Neste sentido, as novas tecnologias deverão apoiar os professores não apenas para um retorno seguro às aulas presenciais, mas num processo de ensino renovado em que a máquina possa facilitar sua tarefa de chegar a cada aluno no estágio em que se encontra na sua trajetória educacional, recuperar aprendizagens perdidas ou ensinar-lhes novos saberes e, desta forma liberar os mestres para a complexa atividade de ensinar os jovens a pensar.
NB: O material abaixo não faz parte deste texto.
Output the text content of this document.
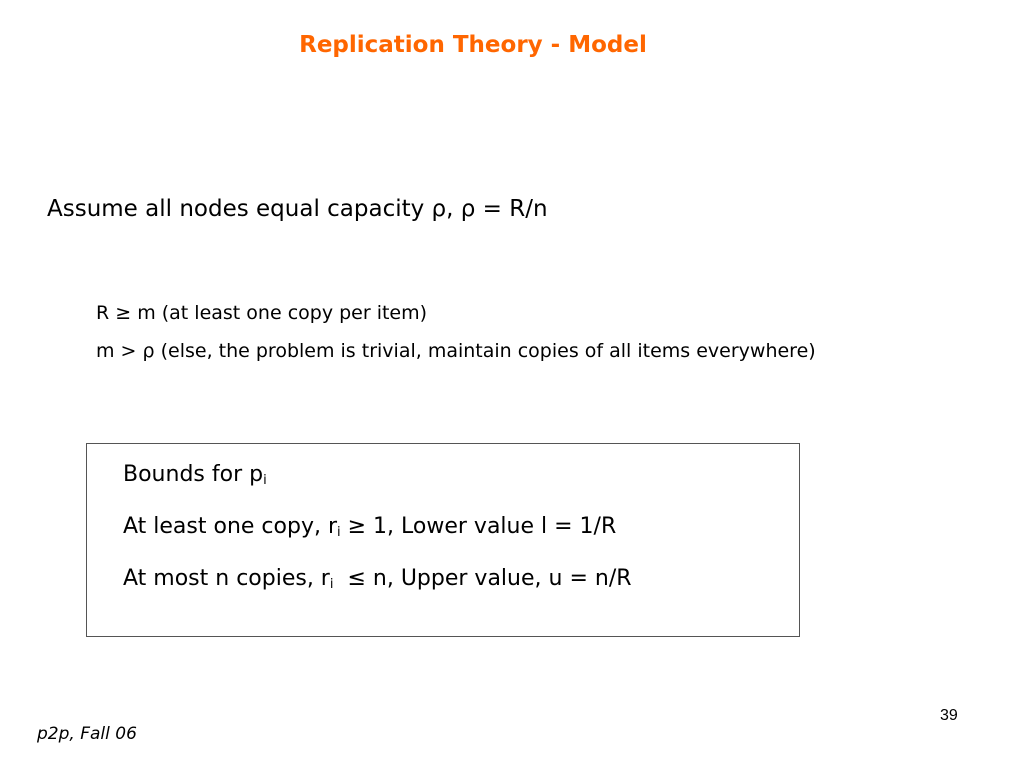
Replication Theory - Model
Assume all nodes equal capacity ρ, ρ = R/n
R ≥ m (at least one copy per item)
m > ρ (else, the problem is trivial, maintain copies of all items everywhere)
Bounds for $p_i$
At least one copy, $r_i \ge 1$, Lower value l = 1/R
At most n copies, $r_i \le n$, Upper value, u = n/R
p2p, Fall 06
39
Mas como se preparar bem para este retorno, quando as autoridades sanitárias avalizarem a volta, e, assim, começar a criar a nova realidade da escola? Há uma série de medidas que já foram adotadas por vários municípios e estados e destacarei aqui algumas.
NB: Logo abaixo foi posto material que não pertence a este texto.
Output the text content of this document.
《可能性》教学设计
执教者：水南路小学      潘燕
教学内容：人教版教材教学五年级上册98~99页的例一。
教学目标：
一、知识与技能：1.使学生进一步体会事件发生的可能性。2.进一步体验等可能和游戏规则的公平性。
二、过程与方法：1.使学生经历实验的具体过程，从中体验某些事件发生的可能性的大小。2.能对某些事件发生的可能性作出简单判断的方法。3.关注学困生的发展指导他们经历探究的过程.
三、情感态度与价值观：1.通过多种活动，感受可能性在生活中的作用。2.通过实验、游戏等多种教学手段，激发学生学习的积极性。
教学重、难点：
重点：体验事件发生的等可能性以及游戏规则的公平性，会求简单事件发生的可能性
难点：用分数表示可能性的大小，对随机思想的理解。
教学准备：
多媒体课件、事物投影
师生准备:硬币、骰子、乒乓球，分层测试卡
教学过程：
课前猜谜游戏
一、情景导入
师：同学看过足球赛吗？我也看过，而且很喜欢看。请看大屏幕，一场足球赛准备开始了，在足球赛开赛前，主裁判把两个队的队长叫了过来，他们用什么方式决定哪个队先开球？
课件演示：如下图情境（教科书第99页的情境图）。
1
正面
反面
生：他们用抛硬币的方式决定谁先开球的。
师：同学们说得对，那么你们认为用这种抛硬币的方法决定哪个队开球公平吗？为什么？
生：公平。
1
Em primeiro lugar, muitos fizeram pequenas obras nas escolas, aproveitando a ausência das crianças, para torná-las mais seguras para o retorno às aulas presenciais. É certamente importante tornar as salas mais ventiladas, aumentar o número de pias, rever encanamentos ou a conexão com o sistema de esgoto. Igualmente relevante foi aumentar a conectividade, adquirir equipamentos para alunos ou para uso compartilhado em ambiente escolar, para os que não têm como acessar conteúdos em casa.
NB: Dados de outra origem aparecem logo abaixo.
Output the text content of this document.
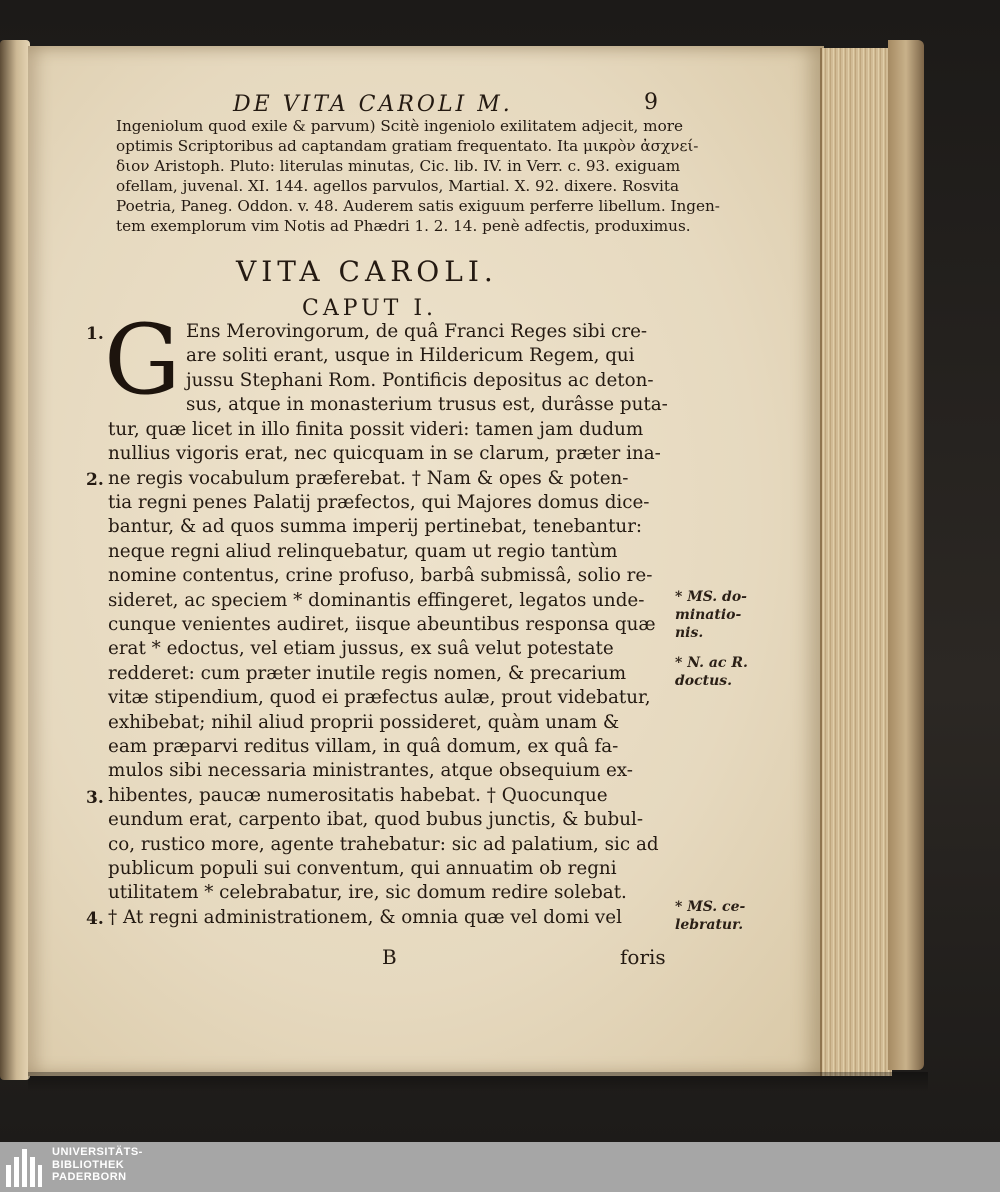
DE VITA CAROLI M.	9
Ingeniolum quod exile & parvum) Scitè ingeniolo exilitatem adjecit, more
optimis Scriptoribus ad captandam gratiam frequentato. Ita μικρὸν ἀσχνεί-
διον Aristoph. Pluto: literulas minutas, Cic. lib. IV. in Verr. c. 93. exiguam
ofellam, juvenal. XI. 144. agellos parvulos, Martial. X. 92. dixere. Rosvita
Poetria, Paneg. Oddon. v. 48. Auderem satis exiguum perferre libellum. Ingen-
tem exemplorum vim Notis ad Phædri 1. 2. 14. penè adfectis, produximus.
VITA CAROLI.
CAPUT I.
G Ens Merovingorum, de quâ Franci Reges sibi cre-
are soliti erant, usque in Hildericum Regem, qui
jussu Stephani Rom. Pontificis depositus ac deton-
sus, atque in monasterium trusus est, durâsse puta-
tur, quæ licet in illo finita possit videri: tamen jam dudum
nullius vigoris erat, nec quicquam in se clarum, præter ina-
ne regis vocabulum præferebat. † Nam & opes & poten-
tia regni penes Palatij præfectos, qui Majores domus dice-
bantur, & ad quos summa imperij pertinebat, tenebantur:
neque regni aliud relinquebatur, quam ut regio tantùm
nomine contentus, crine profuso, barbâ submissâ, solio re-
sideret, ac speciem * dominantis effingeret, legatos unde-
cunque venientes audiret, iisque abeuntibus responsa quæ
erat * edoctus, vel etiam jussus, ex suâ velut potestate
redderet: cum præter inutile regis nomen, & precarium
vitæ stipendium, quod ei præfectus aulæ, prout videbatur,
exhibebat; nihil aliud proprii possideret, quàm unam &
eam præparvi reditus villam, in quâ domum, ex quâ fa-
mulos sibi necessaria ministrantes, atque obsequium ex-
hibentes, paucæ numerositatis habebat. † Quocunque
eundum erat, carpento ibat, quod bubus junctis, & bubul-
co, rustico more, agente trahebatur: sic ad palatium, sic ad
publicum populi sui conventum, qui annuatim ob regni
utilitatem * celebrabatur, ire, sic domum redire solebat.
† At regni administrationem, & omnia quæ vel domi vel
1.
2.
3.
4.
* MS. do-
minatio-
nis.
* N. ac R.
doctus.
* MS. ce-
lebratur.
B	foris
UNIVERSITÄTS-
BIBLIOTHEK
PADERBORN
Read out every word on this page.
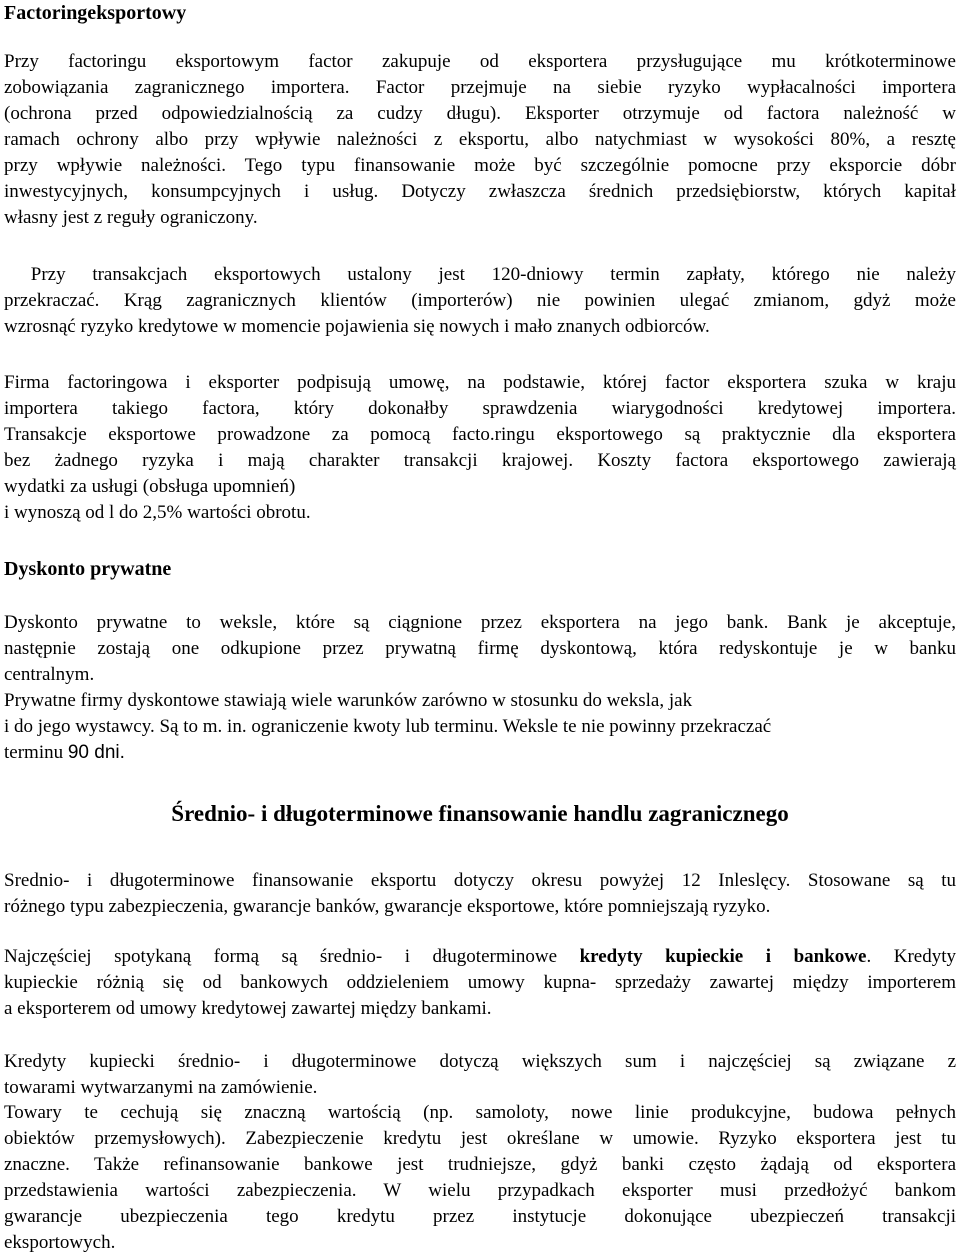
Factoringeksportowy
Przy factoringu eksportowym factor zakupuje od eksportera przysługujące mu krótkoterminowe
zobowiązania zagranicznego importera. Factor przejmuje na siebie ryzyko wypłacalności importera
(ochrona przed odpowiedzialnością za cudzy długu). Eksporter otrzymuje od factora należność w
ramach ochrony albo przy wpływie należności z eksportu, albo natychmiast w wysokości 80%, a resztę
przy wpływie należności. Tego typu finansowanie może być szczególnie pomocne przy eksporcie dóbr
inwestycyjnych, konsumpcyjnych i usług. Dotyczy zwłaszcza średnich przedsiębiorstw, których kapitał
własny jest z reguły ograniczony.
Przy transakcjach eksportowych ustalony jest 120-dniowy termin zapłaty, którego nie należy
przekraczać. Krąg zagranicznych klientów (importerów) nie powinien ulegać zmianom, gdyż może
wzrosnąć ryzyko kredytowe w momencie pojawienia się nowych i mało znanych odbiorców.
Firma factoringowa i eksporter podpisują umowę, na podstawie, której factor eksportera szuka w kraju
importera takiego factora, który dokonałby sprawdzenia wiarygodności kredytowej importera.
Transakcje eksportowe prowadzone za pomocą facto.ringu eksportowego są praktycznie dla eksportera
bez żadnego ryzyka i mają charakter transakcji krajowej. Koszty factora eksportowego zawierają
wydatki za usługi (obsługa upomnień)
i wynoszą od l do 2,5% wartości obrotu.
Dyskonto prywatne
Dyskonto prywatne to weksle, które są ciągnione przez eksportera na jego bank. Bank je akceptuje,
następnie zostają one odkupione przez prywatną firmę dyskontową, która redyskontuje je w banku
centralnym.
Prywatne firmy dyskontowe stawiają wiele warunków zarówno w stosunku do weksla, jak
i do jego wystawcy. Są to m. in. ograniczenie kwoty lub terminu. Weksle te nie powinny przekraczać
terminu 90 dni.
Średnio- i długoterminowe finansowanie handlu zagranicznego
Srednio- i długoterminowe finansowanie eksportu dotyczy okresu powyżej 12 Inleslęcy. Stosowane są tu
różnego typu zabezpieczenia, gwarancje banków, gwarancje eksportowe, które pomniejszają ryzyko.
Najczęściej spotykaną formą są średnio- i długoterminowe kredyty kupieckie i bankowe. Kredyty
kupieckie różnią się od bankowych oddzieleniem umowy kupna- sprzedaży zawartej między importerem
a eksporterem od umowy kredytowej zawartej między bankami.
Kredyty kupiecki średnio- i długoterminowe dotyczą większych sum i najczęściej są związane z
towarami wytwarzanymi na zamówienie.
Towary te cechują się znaczną wartością (np. samoloty, nowe linie produkcyjne, budowa pełnych
obiektów przemysłowych). Zabezpieczenie kredytu jest określane w umowie. Ryzyko eksportera jest tu
znaczne. Także refinansowanie bankowe jest trudniejsze, gdyż banki często żądają od eksportera
przedstawienia wartości zabezpieczenia. W wielu przypadkach eksporter musi przedłożyć bankom
gwarancje ubezpieczenia tego kredytu przez instytucje dokonujące ubezpieczeń transakcji
eksportowych.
Mas não se trata apenas de segurança ou de condições para a aprendizagem remota. Como as perdas de aprendizagem resultantes deste longo período de afastamento das escolas podem se revelar enormes, os currículos terão que ser revistos, priorizando habilidades e conteúdos a serem trabalhados no atual ano letivo, de forma a repor o que não foi bem assimilado ou sequer trabalhado em 2020 e, ao mesmo tempo, avançar no que se pode ensinar em 2021. Esta estratégia deve durar, certamente, mais de um ano letivo.

Além disso, será importante preparar a rede de escolas para o Ensino Híbrido. Para tanto teremos que investir na formação de professores para uma prática que envolverá dar aulas para um grupo na escola, enquanto outros estarão em casa em aprendizagem remota. Uma forma de lidar com isso é transmitir de forma síncrona as aulas presenciais nas plataformas e a outra é diferenciar atividades, no conceito de sala de aula invertida. Neste último caso, o professor faz a curadoria de recursos educacionais digitais para remeter à aprendizagem remota e usa a sala de aula para assegurar aprendizagens, ensinado o aluno a pensar, usando os conhecimentos adquiridos em aulas remotas.

Em todos os casos, a volta às aulas presenciais será desafiadora e teremos que nos preparar para um processo intenso de “aprender fazendo”. São caminhos ainda não trilhados no Brasil, mas poderão nos ajudar a construir uma educação de qualidade, que faça muito mais sentido para o século em que vivemos e para a construção de um país mais inclusivo.

(*) Cláudia Costin é diretora Geral do Centro de Excelência e Inovação em Políticas Educacionais (FGV CEIPE). Integra também a Comissão Global sobre o Futuro do Trabalho da Organização internacional do Trabalho (OIT), das Nações Unidas.